Müziğimize kendi tarzını koyan sayılı müzik adamlarından biridir Haluk Levent.İlk albümü “Yollarda”nın ardından Ekim 1995’te “Bir Gece Vakti” ile bir milyona yaklaşan satış rakamı yakaladı. Yine 1996’nın hemen sonunda “Arkadaş” albümü piyasaya çıktı. Bu albümle sanatçı, Anadolu rock müziğinin müzikal anlamda en başarılı örneklerinden birine imza attı. Her resmi bayramda paylaşım rekorları kıran 10.yıl marşını seslendirmesiyle ilgili de şunu söylüyor sanatçı “Sesi kısılan bir marş olmuştu, bu da benim sinirime dokunuyordu. Neden sesi kısılıyor? ‘Yaşa Mustafa Kemal Paşa yaşa!’ dendiği için mi? Tabii ki böyle diyeceğiz. Bu ülkenin kurucusu o!” Levent marşı İzmir’in kurtuluş gününde yine Kültürpark’ta onbinler ile söyleyecek.

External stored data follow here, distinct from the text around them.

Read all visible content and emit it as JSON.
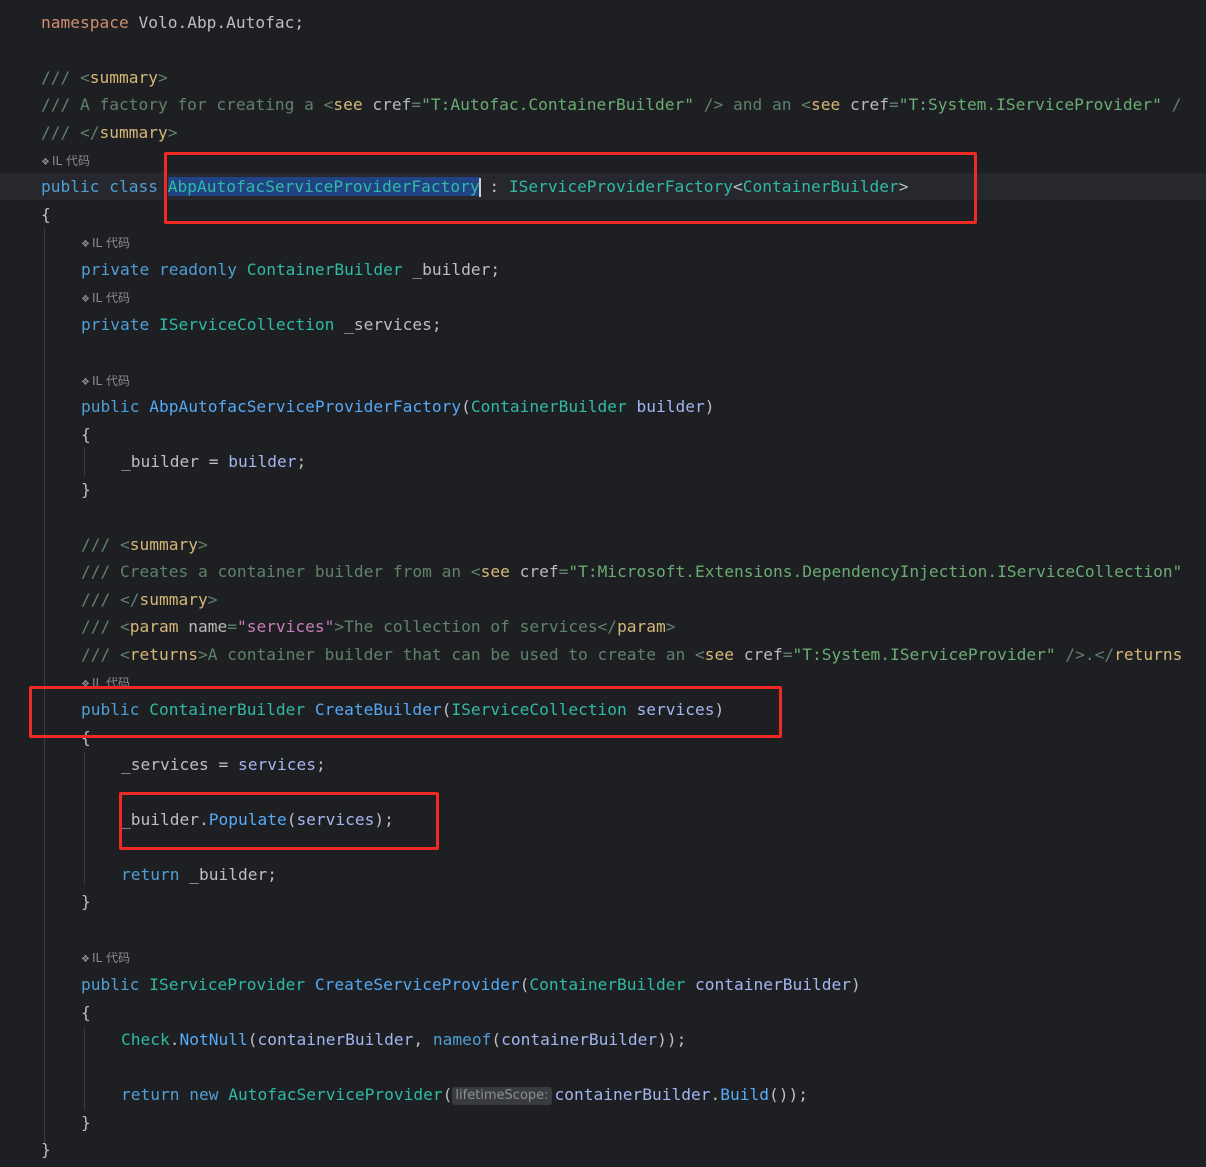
{
  "editor": {
    "il_hint_label": "IL 代码",
    "inlay_hints": {
      "lifetime_scope": "lifetimeScope:"
    },
    "lines": {
      "namespace": {
        "kw": "namespace",
        "rest": " Volo.Abp.Autofac;"
      },
      "sum_open": {
        "slashes": "/// ",
        "tag": "summary"
      },
      "sum_body": {
        "slashes": "/// ",
        "text1": "A factory for creating a ",
        "see1": "see",
        "attr1": "cref",
        "val1": "\"T:Autofac.ContainerBuilder\"",
        "close1": " />",
        "text2": " and an ",
        "see2": "see",
        "attr2": "cref",
        "val2": "\"T:System.IServiceProvider\"",
        "tail": " /"
      },
      "sum_close": {
        "slashes": "/// ",
        "tag": "summary"
      },
      "class_decl": {
        "kw1": "public",
        "kw2": "class",
        "name": "AbpAutofacServiceProviderFactory",
        "colon": " : ",
        "iface": "IServiceProviderFactory",
        "generic": "ContainerBuilder"
      },
      "brace_open": "{",
      "field1": {
        "kw1": "private",
        "kw2": "readonly",
        "type": "ContainerBuilder",
        "name": " _builder;"
      },
      "field2": {
        "kw": "private",
        "type": "IServiceCollection",
        "name": " _services;"
      },
      "ctor": {
        "kw": "public",
        "name": "AbpAutofacServiceProviderFactory",
        "type": "ContainerBuilder",
        "param": "builder"
      },
      "ctor_open": "{",
      "ctor_body": {
        "field": "_builder",
        "eq": " = ",
        "value": "builder",
        "semi": ";"
      },
      "ctor_close": "}",
      "doc2_open": {
        "slashes": "/// ",
        "tag": "summary"
      },
      "doc2_body": {
        "slashes": "/// ",
        "text": "Creates a container builder from an ",
        "see": "see",
        "attr": "cref",
        "val": "\"T:Microsoft.Extensions.DependencyInjection.IServiceCollection\""
      },
      "doc2_close": {
        "slashes": "/// ",
        "tag": "summary"
      },
      "doc2_param": {
        "slashes": "/// ",
        "tag": "param",
        "attr": "name",
        "val": "\"services\"",
        "text": "The collection of services",
        "ctag": "param"
      },
      "doc2_returns": {
        "slashes": "/// ",
        "tag": "returns",
        "text": "A container builder that can be used to create an ",
        "see": "see",
        "attr": "cref",
        "val": "\"T:System.IServiceProvider\"",
        "close": " />.</",
        "ctag": "returns"
      },
      "create_builder": {
        "kw": "public",
        "type": "ContainerBuilder",
        "name": "CreateBuilder",
        "ptype": "IServiceCollection",
        "param": "services"
      },
      "cb_open": "{",
      "cb_assign": {
        "field": "_services",
        "eq": " = ",
        "value": "services",
        "semi": ";"
      },
      "cb_populate": {
        "obj": "_builder",
        "dot": ".",
        "method": "Populate",
        "arg": "services",
        "end": ");"
      },
      "cb_return": {
        "kw": "return",
        "rest": " _builder;"
      },
      "cb_close": "}",
      "create_sp": {
        "kw": "public",
        "type": "IServiceProvider",
        "name": "CreateServiceProvider",
        "ptype": "ContainerBuilder",
        "param": "containerBuilder"
      },
      "sp_open": "{",
      "sp_check": {
        "cls": "Check",
        "method": "NotNull",
        "arg": "containerBuilder",
        "sep": ", ",
        "kw": "nameof",
        "arg2": "containerBuilder",
        "end": "));"
      },
      "sp_return": {
        "kw": "return",
        "kw2": "new",
        "type": "AutofacServiceProvider",
        "arg": "containerBuilder",
        "method": "Build",
        "end": "());"
      },
      "sp_close": "}",
      "brace_close": "}"
    }
  },
  "colors": {
    "background": "#1e1f22",
    "keyword": "#cf8e6d",
    "type": "#2fbaa3",
    "method": "#56a8f5",
    "comment": "#5f826b",
    "annotation_box": "#ef2a24",
    "selection": "#214283"
  }
}
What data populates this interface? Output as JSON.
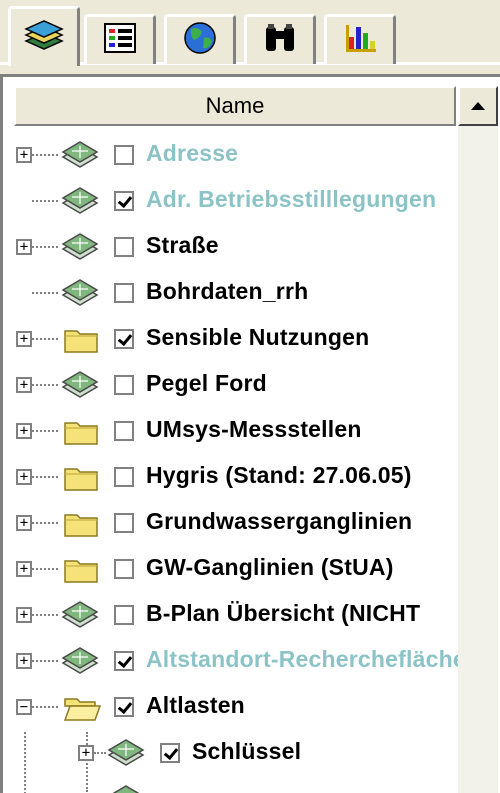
{
  "tabs": [
    {
      "icon": "layers-icon",
      "active": true
    },
    {
      "icon": "legend-list-icon",
      "active": false
    },
    {
      "icon": "globe-icon",
      "active": false
    },
    {
      "icon": "binoculars-icon",
      "active": false
    },
    {
      "icon": "bar-chart-icon",
      "active": false
    }
  ],
  "header": {
    "name_label": "Name"
  },
  "layers": [
    {
      "label": "Adresse",
      "type": "layer",
      "checked": false,
      "expandable": true,
      "greyed": true,
      "indent": 0
    },
    {
      "label": "Adr. Betriebsstilllegungen",
      "type": "layer",
      "checked": true,
      "expandable": false,
      "greyed": true,
      "indent": 0
    },
    {
      "label": "Straße",
      "type": "layer",
      "checked": false,
      "expandable": true,
      "greyed": false,
      "indent": 0
    },
    {
      "label": "Bohrdaten_rrh",
      "type": "layer",
      "checked": false,
      "expandable": false,
      "greyed": false,
      "indent": 0
    },
    {
      "label": "Sensible Nutzungen",
      "type": "folder",
      "checked": true,
      "expandable": true,
      "greyed": false,
      "indent": 0
    },
    {
      "label": "Pegel Ford",
      "type": "layer",
      "checked": false,
      "expandable": true,
      "greyed": false,
      "indent": 0
    },
    {
      "label": "UMsys-Messstellen",
      "type": "folder",
      "checked": false,
      "expandable": true,
      "greyed": false,
      "indent": 0
    },
    {
      "label": "Hygris (Stand: 27.06.05)",
      "type": "folder",
      "checked": false,
      "expandable": true,
      "greyed": false,
      "indent": 0
    },
    {
      "label": "Grundwasserganglinien",
      "type": "folder",
      "checked": false,
      "expandable": true,
      "greyed": false,
      "indent": 0
    },
    {
      "label": "GW-Ganglinien (StUA)",
      "type": "folder",
      "checked": false,
      "expandable": true,
      "greyed": false,
      "indent": 0
    },
    {
      "label": "B-Plan Übersicht (NICHT",
      "type": "layer",
      "checked": false,
      "expandable": true,
      "greyed": false,
      "indent": 0
    },
    {
      "label": "Altstandort-Recherchefläche",
      "type": "layer",
      "checked": true,
      "expandable": true,
      "greyed": true,
      "indent": 0
    },
    {
      "label": "Altlasten",
      "type": "open-folder",
      "checked": true,
      "expandable": true,
      "expanded": true,
      "greyed": false,
      "indent": 0
    },
    {
      "label": "Schlüssel",
      "type": "layer",
      "checked": true,
      "expandable": true,
      "greyed": false,
      "indent": 1
    }
  ],
  "colors": {
    "greyed_label": "#8cc3c6",
    "folder": "#f5e37a",
    "layer_green": "#7fb77e"
  }
}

Okul yıllarından beri sıkı bir çevreci. Deniz kaplumbağalarının yuvalandığı yerlerde kum ocaklarının inşa edildiği haberi üzerine almış fotoğraf makinesini yanına , gazeteci gibi kafa tutmuş işletmecilere.Yıl 1985. Daha sonra Mersin’in Kozanlı ilçesinde yine mahkemelere düşmüş çevre mücadelesi nedeniyle.Ve karar vermiş mücadelesinde bir araç gerekiyor o da müzik. Daha geniş kitleleri olayın içine çekmek için. Sonra Akkuyu Santrali’ne karşı savaşanlarla omuz omuza, Bergama köylülerinin yanında altın madenine karşı, “Asbestli gemiyi istemiyoruz” diyenlerle kolkola görüyoruz onu. Velhasıl her türlü eylemin içindedir artık. Orman yangınlarının önlenmesi için 11 saat sahnede kalıp rekorlar kitabına giren de yine o.
Ticaret hayatından kalan borçlar nedeniyle 9 ay yattı Adana Cezaevi’nde. Hemen akabinde de askere aldılar onu. 18 ay hizmeti sırasında tek izin almış onu da Marmara Depremi’nde evi yıkılanlara 100 çadır götürmek için. Yardım etmeyi çok seviyor sanatçı. Platform adı altında faaliyete başlattığı ve ardından dernekleşen “Ahbap” öğrencilere burs, medikal cihaz ve ilaç temini, çeşitli yardım, etkinlik, kan ve kök hücre kampanyası ve eğitim faaliyeti düzenliyor..Aslında Ahbap toplumdaki her türlü soruna sürdürülebilir çözümler arayan bir iş birliği hareketi olarak tanımlanabilir.
Sivil toplumcu geçmişi de epey eski. Türkan Saylan’ın “Cüzzamla Savaş Vakfı”nda gönüllü olarak çalışmaya başladı.. Sonra yıllar içinde başka STK larda da görev aldı. Ahbap’ın işleyişini şöyle anlatıyor..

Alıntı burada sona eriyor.